How should system applications be handled on a COPE device?

Contents

System app behaviour on COPE devices changed fundamentally with Android 11. Understanding how it works across both eras is important for getting the personal profile experience right.

Android 8-10 (work profile on fully managed device)

On Android 8-10, COPE was implemented as a work profile inflated on top of a fully managed device. The EMM held device owner privileges, meaning the entire device - personal side included - was under management.

During provisioning, the DPC extra android.app.extra.PROVISIONING_LEAVE_ALL_SYSTEM_APPS_ENABLED controls whether non-vital system apps are kept or disabled on the parent profile. This is supported through QR code, NFC, and zero-touch provisioning (but not DPC identifier).

My recommendation for COPE in this era was to set this to true - enable all system apps. The organisation is providing a device intended for personal use, so the closer to stock it feels, the more familiar the user will be with it. Gallery, calculator, health apps, camera, and other OEM app suites being present on the personal side should be harmless outside of the secure work profile.

If specific system apps need removing - bloatware, for instance - most EMMs support ad-hoc system app management post-provisioning. There is no reason to strip everything and selectively re-enable when the opposite approach is simpler and more user-friendly.

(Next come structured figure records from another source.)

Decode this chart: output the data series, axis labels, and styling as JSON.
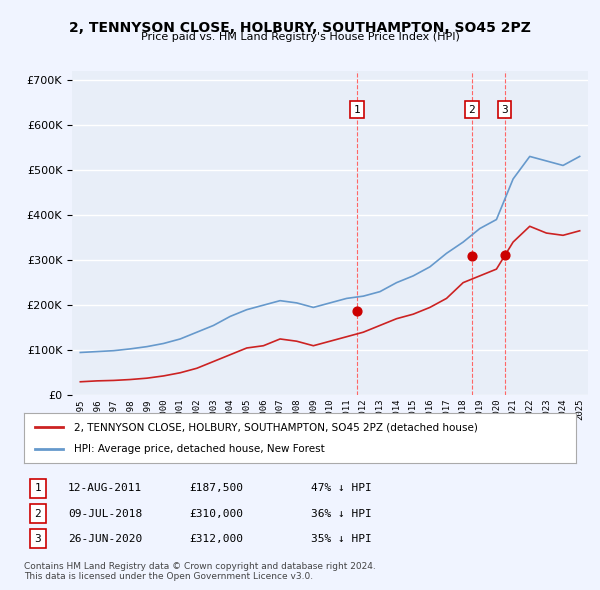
{
  "title": "2, TENNYSON CLOSE, HOLBURY, SOUTHAMPTON, SO45 2PZ",
  "subtitle": "Price paid vs. HM Land Registry's House Price Index (HPI)",
  "bg_color": "#f0f4ff",
  "plot_bg_color": "#e8eef8",
  "grid_color": "#ffffff",
  "sale_dates_num": [
    2011.617,
    2018.519,
    2020.486
  ],
  "sale_prices": [
    187500,
    310000,
    312000
  ],
  "sale_labels": [
    "1",
    "2",
    "3"
  ],
  "vline_color": "#ff6666",
  "sale_marker_color": "#cc0000",
  "legend_label_red": "2, TENNYSON CLOSE, HOLBURY, SOUTHAMPTON, SO45 2PZ (detached house)",
  "legend_label_blue": "HPI: Average price, detached house, New Forest",
  "table_rows": [
    [
      "1",
      "12-AUG-2011",
      "£187,500",
      "47% ↓ HPI"
    ],
    [
      "2",
      "09-JUL-2018",
      "£310,000",
      "36% ↓ HPI"
    ],
    [
      "3",
      "26-JUN-2020",
      "£312,000",
      "35% ↓ HPI"
    ]
  ],
  "footer": "Contains HM Land Registry data © Crown copyright and database right 2024.\nThis data is licensed under the Open Government Licence v3.0.",
  "hpi_years": [
    1995,
    1996,
    1997,
    1998,
    1999,
    2000,
    2001,
    2002,
    2003,
    2004,
    2005,
    2006,
    2007,
    2008,
    2009,
    2010,
    2011,
    2012,
    2013,
    2014,
    2015,
    2016,
    2017,
    2018,
    2019,
    2020,
    2021,
    2022,
    2023,
    2024,
    2025
  ],
  "hpi_values": [
    95000,
    97000,
    99000,
    103000,
    108000,
    115000,
    125000,
    140000,
    155000,
    175000,
    190000,
    200000,
    210000,
    205000,
    195000,
    205000,
    215000,
    220000,
    230000,
    250000,
    265000,
    285000,
    315000,
    340000,
    370000,
    390000,
    480000,
    530000,
    520000,
    510000,
    530000
  ],
  "red_hpi_years": [
    1995,
    1996,
    1997,
    1998,
    1999,
    2000,
    2001,
    2002,
    2003,
    2004,
    2005,
    2006,
    2007,
    2008,
    2009,
    2010,
    2011,
    2012,
    2013,
    2014,
    2015,
    2016,
    2017,
    2018,
    2019,
    2020,
    2021,
    2022,
    2023,
    2024,
    2025
  ],
  "red_hpi_values": [
    30000,
    32000,
    33000,
    35000,
    38000,
    43000,
    50000,
    60000,
    75000,
    90000,
    105000,
    110000,
    125000,
    120000,
    110000,
    120000,
    130000,
    140000,
    155000,
    170000,
    180000,
    195000,
    215000,
    250000,
    265000,
    280000,
    340000,
    375000,
    360000,
    355000,
    365000
  ],
  "ylim": [
    0,
    720000
  ],
  "xlim": [
    1994.5,
    2025.5
  ],
  "line_color_blue": "#6699cc",
  "line_color_red": "#cc2222"
}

For more on how system apps are determined during provisioning, see what are vital apps?.

Android 11+ (work profile on company-owned device)

Google redesigned COPE in Android 11. The device is no longer fully managed with a work profile on top. Instead, it uses an enhanced work profile where the personal side is treated much like a consumer device. The EMM is a profile owner, not a device owner.

This means:

The personal profile retains all OEM and system apps by default. There is no provisioning extra to strip or control them - the personal side provisions as it would on a consumer device.
The EMM cannot install, uninstall, or manage apps on the personal profile in the way it could on Android 8-10. Parent profile app management was removed entirely.
Personal app control is limited to Play Store availability through personal usage policies - allowlist or blocklist modes for Play Store apps. This does not affect pre-installed system apps.

In practice, this is the right outcome for most COPE deployments. Users get a personal profile that looks and feels like their own device, and the organisation controls what can be additionally installed from Google Play without dictating the core device experience.

What about work profile system apps?

The work profile still follows the vital apps model. Which system apps appear in the work profile is determined by the OEM’s vital apps XML configuration, not by the admin. Admins can deploy additional apps to the work profile through managed Google Play, but cannot directly control which system apps are present in it. See what are vital apps? for details on how this works and why it varies between OEMs.

For the full picture on what changed with COPE in Android 11, see Android 11 COPE changes.